3- La norme internationale ISO 26000 définit la Responsabilité Sociale des Entreprises comme la : « maîtrise par une organisation des impacts de ses décisions et activités sur la société et sur l'environnement, se traduisant par un comportement éthique et transparent qui contribue au développement durable, y compris à la santé et au bien-être de la société, prend en compte les attentes des parties prenantes, respecte les lois en vigueur tout en étant cohérente avec les normes internationale de comportement, et qui est intégré dans l'ensemble de l'organisation et mis en œuvre dans ses relations ».

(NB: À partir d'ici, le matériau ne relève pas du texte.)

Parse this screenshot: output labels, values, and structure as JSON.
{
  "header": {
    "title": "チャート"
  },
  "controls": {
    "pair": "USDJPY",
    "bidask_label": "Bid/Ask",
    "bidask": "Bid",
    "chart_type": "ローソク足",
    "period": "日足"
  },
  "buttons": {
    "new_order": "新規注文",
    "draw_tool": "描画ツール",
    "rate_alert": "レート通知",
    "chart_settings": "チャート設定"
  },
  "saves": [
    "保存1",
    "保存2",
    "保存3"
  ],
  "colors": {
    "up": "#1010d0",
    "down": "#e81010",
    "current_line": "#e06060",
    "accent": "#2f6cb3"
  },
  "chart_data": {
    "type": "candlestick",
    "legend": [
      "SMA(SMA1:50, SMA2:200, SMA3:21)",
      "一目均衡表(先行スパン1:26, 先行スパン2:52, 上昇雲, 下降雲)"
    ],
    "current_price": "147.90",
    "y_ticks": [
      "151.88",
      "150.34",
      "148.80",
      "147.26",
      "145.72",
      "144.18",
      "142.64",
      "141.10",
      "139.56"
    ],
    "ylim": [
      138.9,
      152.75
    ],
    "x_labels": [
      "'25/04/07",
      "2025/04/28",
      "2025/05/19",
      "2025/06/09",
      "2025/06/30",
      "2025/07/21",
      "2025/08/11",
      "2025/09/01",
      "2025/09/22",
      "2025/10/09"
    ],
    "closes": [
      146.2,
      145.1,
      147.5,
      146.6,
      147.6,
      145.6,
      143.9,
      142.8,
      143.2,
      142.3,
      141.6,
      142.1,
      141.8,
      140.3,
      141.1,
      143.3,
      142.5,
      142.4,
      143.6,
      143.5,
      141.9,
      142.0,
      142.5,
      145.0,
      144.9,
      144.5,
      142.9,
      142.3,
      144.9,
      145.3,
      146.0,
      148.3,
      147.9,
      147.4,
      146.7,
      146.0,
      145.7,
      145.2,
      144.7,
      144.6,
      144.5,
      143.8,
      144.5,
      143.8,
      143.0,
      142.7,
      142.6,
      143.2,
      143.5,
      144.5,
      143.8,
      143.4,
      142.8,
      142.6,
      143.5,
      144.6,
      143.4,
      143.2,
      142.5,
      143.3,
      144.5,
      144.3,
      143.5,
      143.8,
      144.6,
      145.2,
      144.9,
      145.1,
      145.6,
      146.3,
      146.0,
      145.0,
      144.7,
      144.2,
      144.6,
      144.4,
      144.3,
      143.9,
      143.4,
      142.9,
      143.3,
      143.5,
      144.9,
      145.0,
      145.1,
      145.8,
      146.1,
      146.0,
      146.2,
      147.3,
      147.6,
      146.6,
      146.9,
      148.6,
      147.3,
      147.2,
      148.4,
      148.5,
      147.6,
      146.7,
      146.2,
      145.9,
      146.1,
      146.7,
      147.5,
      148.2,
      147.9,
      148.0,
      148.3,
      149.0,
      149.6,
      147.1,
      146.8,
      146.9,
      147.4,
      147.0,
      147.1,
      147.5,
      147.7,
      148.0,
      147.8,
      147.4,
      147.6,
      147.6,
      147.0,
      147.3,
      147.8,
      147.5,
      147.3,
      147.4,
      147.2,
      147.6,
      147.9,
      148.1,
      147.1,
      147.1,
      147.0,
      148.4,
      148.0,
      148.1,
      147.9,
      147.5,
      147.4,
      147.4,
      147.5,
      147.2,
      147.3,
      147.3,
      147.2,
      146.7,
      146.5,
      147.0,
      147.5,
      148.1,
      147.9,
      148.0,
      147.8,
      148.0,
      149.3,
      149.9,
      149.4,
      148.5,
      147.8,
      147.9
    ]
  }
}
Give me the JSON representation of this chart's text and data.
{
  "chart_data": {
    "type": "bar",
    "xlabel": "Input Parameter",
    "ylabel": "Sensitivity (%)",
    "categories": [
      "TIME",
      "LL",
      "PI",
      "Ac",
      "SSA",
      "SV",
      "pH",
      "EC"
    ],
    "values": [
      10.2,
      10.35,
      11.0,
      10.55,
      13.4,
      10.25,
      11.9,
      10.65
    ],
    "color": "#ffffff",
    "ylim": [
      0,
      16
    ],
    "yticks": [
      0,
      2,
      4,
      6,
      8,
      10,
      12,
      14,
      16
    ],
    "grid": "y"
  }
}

La RSE ne peut être dissociée des codes de bonne conduite qui en sont les avatars. Ces codes de conduite des entreprises s'inscrivent dans le cadre des codes de conduites internationaux développées par des organisations internationales à l’instar des principes directeurs de l'OCDE à l'intention des entreprises multinationales et des principes pour l'investissement responsable. Ces codes de bonne conduite visent à guider la gouvernance des entreprises. Bien qu'elles puissent avoir plusieurs incarnations[4], leur finalité est identique : présenter les principes et valeurs de l'entreprise (ses buts monumentaux), des règles particulières à respecter et le dispositif d'alerte professionnelle


4- L’article 116 de la loi relative aux nouvelles régulations économiques créant l'article L225-102-1 du Code de Commerce NRE oblige les sociétés à publier au sein de leur rapport de gestion annuel des informations sur les conséquences sociales, environnementales de de leurs activités. Aux termes des dispositions de la loi du 22 juillet 2015 concernant la transition écologique, les entreprises ont une obligation de communication d’informations sur l’environnement, la pollution, la gestion des déchets, consommation d'énergie et conséquences sur le changement climatique des activités, engagements entreprise en faveur du développement durable.


[1] plus de 500 salariés avec un chiffre d'affaires net supérieur à 150 millions d'euros à l'échelle mondiale
[2] Le risque de non-conformité est une violation future du droit
[3] Forces, faiblesses, Opportunités et risque
[4] Les codes de conduite peuvent avoir plusieurs dénominations :codes de principes de l'entreprise, charte éthique, charte performance et responsabilité, principes de conduite, code de conduite des affaires, etc.